Organizations is a broad update to our platform that improves support for Auth0 customers that build and maintain business-to-business and software-as-a-service applications.
As of today, Organizations is available to Auth0 customers on our Enterprise and Startup subscription plans. Using this new set of features, you can:
Represent the teams, business customers and partners that use your applications as organizations in Auth0
Set up branded, federated login flows for each organization
Manage organization members in a variety of ways, including via just-in-time membership and email invitations
Define roles to represent what end-users can do in your applications and assign those roles to organization members, so they can have different roles in different orgs.
Build administration capabilities into your products so that administrators in those organizations can manage their own membership and access levels
Hi, this is a great start to the feature set, and I’m looking forward to seeing what else can be done with it.
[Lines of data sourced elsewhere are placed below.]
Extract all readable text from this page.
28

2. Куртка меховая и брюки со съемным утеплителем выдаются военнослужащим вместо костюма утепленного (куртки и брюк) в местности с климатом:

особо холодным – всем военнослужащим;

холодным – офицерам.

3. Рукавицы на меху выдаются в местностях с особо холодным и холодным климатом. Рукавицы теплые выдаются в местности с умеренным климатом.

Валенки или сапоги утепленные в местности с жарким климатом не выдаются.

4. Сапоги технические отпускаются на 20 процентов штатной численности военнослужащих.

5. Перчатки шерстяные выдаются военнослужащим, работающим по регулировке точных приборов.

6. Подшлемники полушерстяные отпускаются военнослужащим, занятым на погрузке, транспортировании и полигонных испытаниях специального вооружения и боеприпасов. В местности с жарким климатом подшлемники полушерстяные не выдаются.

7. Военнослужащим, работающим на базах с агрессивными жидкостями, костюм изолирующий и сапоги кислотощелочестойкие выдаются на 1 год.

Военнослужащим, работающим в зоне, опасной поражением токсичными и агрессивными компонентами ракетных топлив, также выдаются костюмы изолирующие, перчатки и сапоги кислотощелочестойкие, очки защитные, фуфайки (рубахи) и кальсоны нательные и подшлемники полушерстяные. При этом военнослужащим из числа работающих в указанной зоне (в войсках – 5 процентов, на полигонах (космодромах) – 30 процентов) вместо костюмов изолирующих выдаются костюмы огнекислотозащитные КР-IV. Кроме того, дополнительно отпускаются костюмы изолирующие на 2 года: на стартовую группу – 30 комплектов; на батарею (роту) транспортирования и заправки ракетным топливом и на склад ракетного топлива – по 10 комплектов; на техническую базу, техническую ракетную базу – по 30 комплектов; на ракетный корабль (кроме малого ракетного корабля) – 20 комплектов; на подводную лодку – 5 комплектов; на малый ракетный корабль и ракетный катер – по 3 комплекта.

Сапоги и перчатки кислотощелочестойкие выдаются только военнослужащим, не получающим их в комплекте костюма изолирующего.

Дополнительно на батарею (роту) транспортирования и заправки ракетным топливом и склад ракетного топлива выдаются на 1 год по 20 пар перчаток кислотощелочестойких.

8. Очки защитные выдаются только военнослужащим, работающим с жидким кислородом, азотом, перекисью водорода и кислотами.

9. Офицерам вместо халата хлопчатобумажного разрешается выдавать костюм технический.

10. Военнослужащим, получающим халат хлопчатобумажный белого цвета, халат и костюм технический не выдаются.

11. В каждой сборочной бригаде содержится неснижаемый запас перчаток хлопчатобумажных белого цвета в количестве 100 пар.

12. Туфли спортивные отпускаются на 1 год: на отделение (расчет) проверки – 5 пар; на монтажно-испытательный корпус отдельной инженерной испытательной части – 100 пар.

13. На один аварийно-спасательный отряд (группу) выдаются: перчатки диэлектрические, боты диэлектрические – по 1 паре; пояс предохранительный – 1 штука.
I’m wondering whether it would be possible to embed a user’s organization IDs into a JWT authorization token. One of the real advantages of switching from our current organization management implementation to Auth0’s would be remove the requirement for an additional look-up on this information when doing resource-based authorization. So “Does this authenticated entity (user, application, etc) have access to this org’s data?” is a question we want to answer not just at authentication time but at authorization time as well.
And along those lines, are there any plans in the works for associating an Auth0 “Application” with an Auth0 “Organization”? We leverage Auth0 to federate M2M access for our clients’ applications, and if we migrated to Auth0 organizations, it would be nice to have consistency across user access and machine access.
Currently, users’ organization memberships are not included in the JWTs. Only the organization that a user is authenticating with will be present in the ID & Access token (including other claims associated with that membership like permissions).
That being said, there is a Management API endpoint you can use to get a given user’s Organization membership: Retrieve User's Organization Memberships, but it is not often recommended to call the MGMT API from within a Rule due to rate limiting concerns – at a minimum code defensively in case of rate limit exceeded. You can also call that endpoint using a confidential m2m client as a proxy to the MGMT API from your application. In addition, a user could potentially have a huge number of organization memberships, so it might not be feasible to cram all of that into a token.
Re: associating Auth0 Application w/ Auth0 Organization – yes indeed there are. Tell me more about your expectations there? Do you generate an Auth0 m2m client for each of your customers currently?
Hey I’m wondering if custom database connections will be supported with the organizations feature?
Right now we just have access to the users email and password within the custom database connection script, but if we also had access to the organization, we could scope our database query for the login flow to check against the organization id to ensure we are loading up and checking against the correct user within the database.
@adam.housman thanks for the thorough response. I’ll take a close look at rules and rate limiting for our purposes. I theoretically like that better than requiring a m2m client option, and we are already looking into a defensive posture against rate limits.
Re: application/org associations, yes we are provisioning m2m apps for our customers to programmatically access our APIs. Roughly one per-use-case, per-customer. We have the same needs as we do for users - limiting access to specific resources based on organizational affiliations.
Is there any plan to support Passwordless connections with organizations? We have a B2B use case and our customers love passwordless. It makes everyone’s lives easier.
I don’t understand why this feature is accessible in Starter plan (Free Plan) as we can create and administrate orgs in a production environment tenant, but it’s written " Want to use this feature in production? Upgrade Plan"?
Also, we need Organization feature but not Enterprise Connections (with LDAP, etc.) but both come together in the Enterprise plan.
As it’s a common need for any SaaS application, will it be available in other Auth0 plans than Entreprise (or Startup)?